Dies ergebe sich auch aus den beiden Antidiskriminierungs-RLn 2000/43/EG und 2000/78/EG, deren Umsetzung die §§ 17 und 23 GlBG dienten. Da der vom Bf ins Treffen geführte § 27 Abs 1 GSpG in "offensichtlichem Widerspruch" zu diesen Richtlinien stehe und daher unangewendet bleiben müsse, könne sich der Bf nicht auf § 27 Abs 1 GSpG berufen.
VwGH: Damit verkennt die belBeh, dass sowohl die Richtlinie 2000/43/EG als auch die Richtlinie 2000/78/EG jeweils in ihrem Art 3 Abs 2 - ausdrücklich und unmissverständlich - anordnen, dass der Geltungsbereich dieser RLn nicht die unterschiedliche Behandlung aus Gründen der Staatsangehörigkeit betrifft (vgl ebenso ausdrücklich die Erwägungsgründe dieser Richtlinie).
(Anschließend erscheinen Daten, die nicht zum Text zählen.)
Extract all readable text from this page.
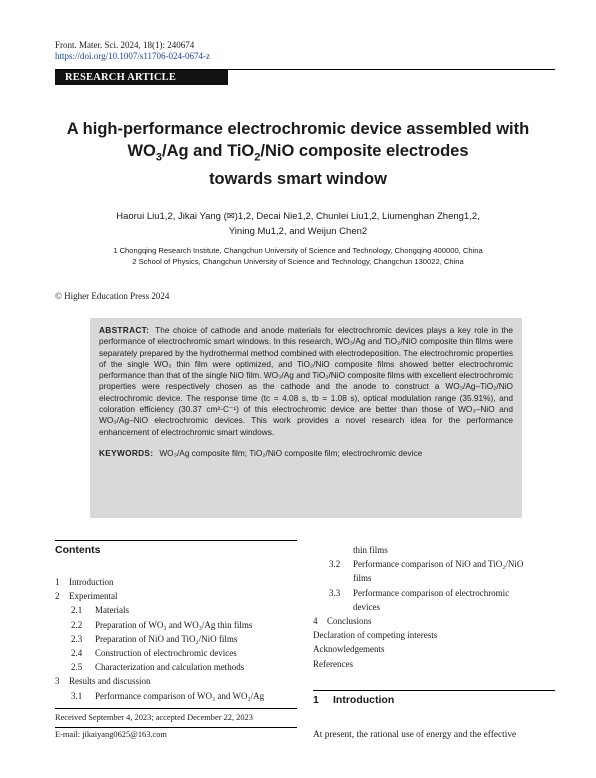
Front. Mater. Sci. 2024, 18(1): 240674
https://doi.org/10.1007/s11706-024-0674-z
RESEARCH ARTICLE
A high-performance electrochromic device assembled with
$WO_3/Ag$ and TiO$_2$/NiO composite electrodes
towards smart window
Haorui Liu1,2, Jikai Yang (✉)1,2, Decai Nie1,2, Chunlei Liu1,2, Liumenghan Zheng1,2,
Yining Mu1,2, and Weijun Chen2
1 Chongqing Research Institute, Changchun University of Science and Technology, Chongqing 400000, China
2 School of Physics, Changchun University of Science and Technology, Changchun 130022, China
© Higher Education Press 2024
ABSTRACT: The choice of cathode and anode materials for electrochromic devices plays a key role in the performance of electrochromic smart windows. In this research, WO₃/Ag and TiO₂/NiO composite thin films were separately prepared by the hydrothermal method combined with electrodeposition. The electrochromic properties of the single WO₃ thin film were optimized, and TiO₂/NiO composite films showed better electrochromic performance than that of the single NiO film. WO₃/Ag and TiO₂/NiO composite films with excellent electrochromic properties were respectively chosen as the cathode and the anode to construct a WO₃/Ag–TiO₂/NiO electrochromic device. The response time (tc = 4.08 s, tb = 1.08 s), optical modulation range (35.91%), and coloration efficiency (30.37 cm²·C⁻¹) of this electrochromic device are better than those of WO₃–NiO and WO₃/Ag–NiO electrochromic devices. This work provides a novel research idea for the performance enhancement of electrochromic smart windows.
KEYWORDS: WO₃/Ag composite film; TiO₂/NiO composite film; electrochromic device
Contents
1 Introduction
2 Experimental
2.1 Materials
2.2 Preparation of WO₃ and WO₃/Ag thin films
2.3 Preparation of NiO and TiO₂/NiO films
2.4 Construction of electrochromic devices
2.5 Characterization and calculation methods
3 Results and discussion
3.1 Performance comparison of WO₃ and WO₃/Ag
thin films
3.2 Performance comparison of NiO and TiO₂/NiO
films
3.3 Performance comparison of electrochromic
devices
4 Conclusions
Declaration of competing interests
Acknowledgements
References
Received September 4, 2023; accepted December 22, 2023
E-mail: jikaiyang0625@163.com
1 Introduction
At present, the rational use of energy and the effective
Daher kann schon auf der Unionsrechtsebene nicht davon ausgegangen werden, dass das Abstellen auf die EWR-Staatsbürgerschaft eine Diskriminierung iSd genannten Richtlinien (im Speziellen auch nicht eine Diskriminierung aus dem Grund der "ethnischen Herkunft" gem Art 1 und Art 2 Abs 1 der Richtlinie 2000/43/EG) darstellt.
Ausgehend davon steht § 27 Abs 1 GSpG, der für die Arbeitnehmer eines Konzessionärs die Staatsbürgerschat eines EWR-Mitgliedstaates verlangt, mit den genannten Richtlinien nicht im Widerspruch, sodass die Ausführungen der belBeh (ebenso wie das Vorbringen in der Gegenschrift) zur Frage des Vorranges des Unionsrechts ins Leere gehen.
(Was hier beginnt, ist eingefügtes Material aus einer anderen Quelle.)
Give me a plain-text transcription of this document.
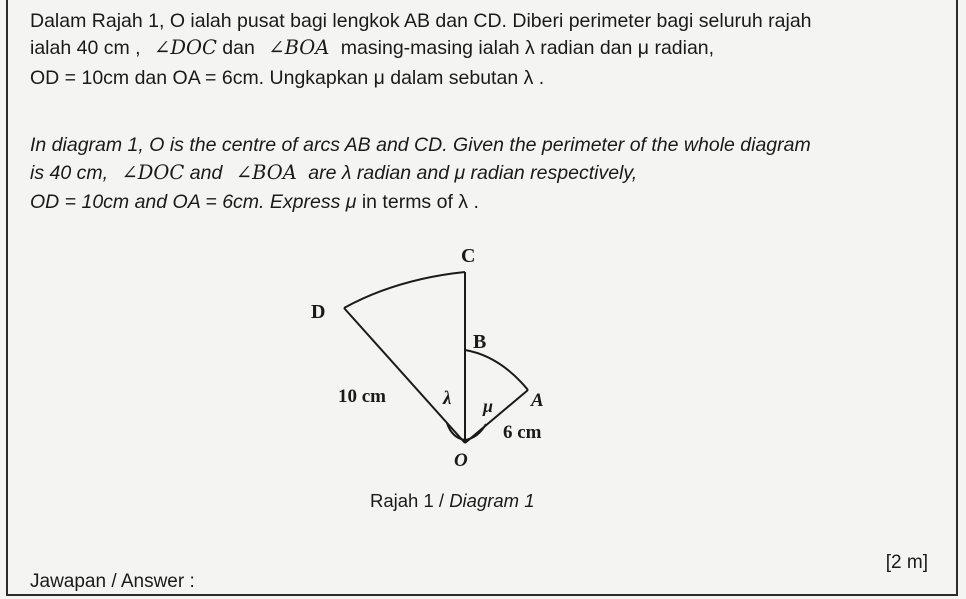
Dalam Rajah 1, O ialah pusat bagi lengkok AB dan CD. Diberi perimeter bagi seluruh rajah
ialah 40 cm , ∠DOC dan ∠BOA masing-masing ialah λ radian dan μ radian,
OD = 10cm dan OA = 6cm. Ungkapkan μ dalam sebutan λ .
In diagram 1, O is the centre of arcs AB and CD. Given the perimeter of the whole diagram
is 40 cm, ∠DOC and ∠BOA are λ radian and μ radian respectively,
OD = 10cm and OA = 6cm. Express μ in terms of λ .
C
D
B
A
O
10 cm
6 cm
λ μ
Rajah 1 / Diagram 1
[2 m]
Jawapan / Answer :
Der Bf (der nach außen vertretungsbefugtes Organ eines Konzessionärs iSd § 27 Ab 1 GSpG ist) hat daher bei der gegenständlichen Stellenausschreibung zutreffend auf § 27 Abs 1 GSpG Bedacht genommen, der eine lex specialis gegenüber dem Diskriminierungsverbot des § 17 Abs 1 Z 1 iVm § 23 GSpG darstellt.
Da sich der Bf somit auf § 27 Abs 1 GSpG berufen kann, bedarf es gegenständlich keiner abschließenden Beurteilung, ob das in § 17 Abs 1 Z 1 iVm § 23 GSpG enthaltene Verbot der Diskriminierung aufgrund der ethnischen Zugehörigkeit auch das Abstellen auf die Staatsbürgerschaft erfasst. Dagegen spricht, dass durch diese Bestimmungen die genannten Antidiskriminierungs-RLn umgesetzt werden sollen, die aber nach dem Gesagten eine unterschiedliche Behandlung aus Gründen der Staatsangehörigkeit ausdrücklich zulassen.